Em setembro de 2017, o artista Wagner Schwartz realizou em um museu de arte a apresentação
Le Bête, na qual manipula uma réplica de plástico de uma das esculturas da série "O Bicho", de Lygia Clark, e se coloca nu, vulnerável e entregue à performance artística, convidando o público a fazer o mesmo com ele. O evento tinha avisos de classificação etária. Uma mãe (coreógrafa e também artista performática) levou a filha para interagir com o artista. Foi filmada e... PEDÓFILO! CRIMINOSO! DESTRUIDOR DA FAMÍLIA TRADICIONAL BRASILEIRA!
Esses são apenas dois acontecimentos entre a dezena de censuras que a Arte vem sofrendo no atual momento. Vivemos um período de transição e polarização que a Arte insiste em escancarar. Disse Zola:
Basta ser diferente dos outros, pensar com a própria cabeça, para se tornar um monstro. Você é acusado de ignorar a sua arte, fugir do senso comum, precisamente porque a ciência de seus olhos, o impulso de seu temperamento, levam-no a efeitos especiais. É só não seguir o córrego largo da mediocridade que os tolos apedrejam-no, tratando-o como um louco.
A nudez é um dos tabus mais hipócritas que temos hoje em dia. Em nossa sociedade, pode-se usar roupa íntima na praia, mas não se pode amamentar em público. Pode-se colocar crianças maquiadas dançando eroticamente um funk, mas não se pode expor a criança à manifestações artísticas mais contundentes. Pode-se dar uma arma de brinquedo, mas jamais ir a uma praia de nudismo. Mande nudes, mas não tome banho com seu filho.
A nudez feminina vem sendo "trabalhada" há séculos, enquanto a nudez masculina se resume à estátuas gregas com folhas de parreira (castração religiosa) ou membros pequenos que não chamam atenção. Maikon K e Walter Schwartz se colocam no lugar da
Olímpia e confrontam os padrões tanto da representação masculina quanto da Arte em si.
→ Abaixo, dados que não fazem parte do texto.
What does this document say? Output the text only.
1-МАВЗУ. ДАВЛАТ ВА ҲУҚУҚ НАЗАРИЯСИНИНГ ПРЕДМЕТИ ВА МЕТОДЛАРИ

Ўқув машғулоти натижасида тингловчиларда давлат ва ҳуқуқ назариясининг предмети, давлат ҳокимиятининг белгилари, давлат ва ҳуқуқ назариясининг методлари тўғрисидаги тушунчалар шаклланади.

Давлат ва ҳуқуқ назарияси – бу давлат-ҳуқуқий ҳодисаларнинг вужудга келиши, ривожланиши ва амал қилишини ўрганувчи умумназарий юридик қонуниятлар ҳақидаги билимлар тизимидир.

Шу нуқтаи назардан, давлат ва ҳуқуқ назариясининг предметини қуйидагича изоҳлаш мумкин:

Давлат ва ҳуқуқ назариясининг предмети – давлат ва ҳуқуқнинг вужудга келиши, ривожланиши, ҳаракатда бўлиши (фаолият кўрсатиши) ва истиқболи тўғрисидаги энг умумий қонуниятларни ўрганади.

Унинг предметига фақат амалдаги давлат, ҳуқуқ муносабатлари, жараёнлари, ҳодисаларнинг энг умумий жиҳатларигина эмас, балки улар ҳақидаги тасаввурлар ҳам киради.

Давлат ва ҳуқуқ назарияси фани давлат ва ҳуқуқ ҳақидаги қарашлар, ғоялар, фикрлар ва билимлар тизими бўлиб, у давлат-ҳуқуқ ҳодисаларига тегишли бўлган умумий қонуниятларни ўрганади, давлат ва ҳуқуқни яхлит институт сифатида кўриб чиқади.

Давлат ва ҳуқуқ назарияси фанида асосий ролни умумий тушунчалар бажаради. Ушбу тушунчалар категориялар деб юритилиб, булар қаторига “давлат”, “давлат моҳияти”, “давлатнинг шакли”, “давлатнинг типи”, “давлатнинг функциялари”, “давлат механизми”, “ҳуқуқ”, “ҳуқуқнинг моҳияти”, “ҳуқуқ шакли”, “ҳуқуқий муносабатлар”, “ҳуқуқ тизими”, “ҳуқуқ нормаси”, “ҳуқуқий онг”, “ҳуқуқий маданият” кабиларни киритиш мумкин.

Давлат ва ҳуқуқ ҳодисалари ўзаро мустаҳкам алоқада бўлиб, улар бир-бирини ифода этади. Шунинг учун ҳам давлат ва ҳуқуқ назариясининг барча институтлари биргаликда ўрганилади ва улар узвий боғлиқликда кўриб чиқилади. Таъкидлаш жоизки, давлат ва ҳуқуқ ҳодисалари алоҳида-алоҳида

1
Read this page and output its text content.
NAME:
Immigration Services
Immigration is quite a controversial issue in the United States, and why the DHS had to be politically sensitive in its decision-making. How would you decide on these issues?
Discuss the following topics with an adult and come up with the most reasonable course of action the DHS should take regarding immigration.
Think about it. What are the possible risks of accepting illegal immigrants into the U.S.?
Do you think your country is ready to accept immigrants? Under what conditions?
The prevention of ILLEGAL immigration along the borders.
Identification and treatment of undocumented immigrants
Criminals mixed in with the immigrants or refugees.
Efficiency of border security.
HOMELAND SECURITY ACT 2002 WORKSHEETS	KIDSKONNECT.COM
Esse é o papel da Arte (dita contemporânea) desde que as vanguardas do século 20 começaram a questionar o que vinham sendo feito em busca de maior expressividade ao invés de restrições estéticas. Técnicas e suportes foram sendo experimentados e substituídos. O corpo se tornou ferramenta e meio. Gostar ou não gostar não é mérito da Arte: isso é um problema do espectador.
Toda essa discussão só incentiva ainda mais a produção artística. Eu espero muita gente pelada por aí.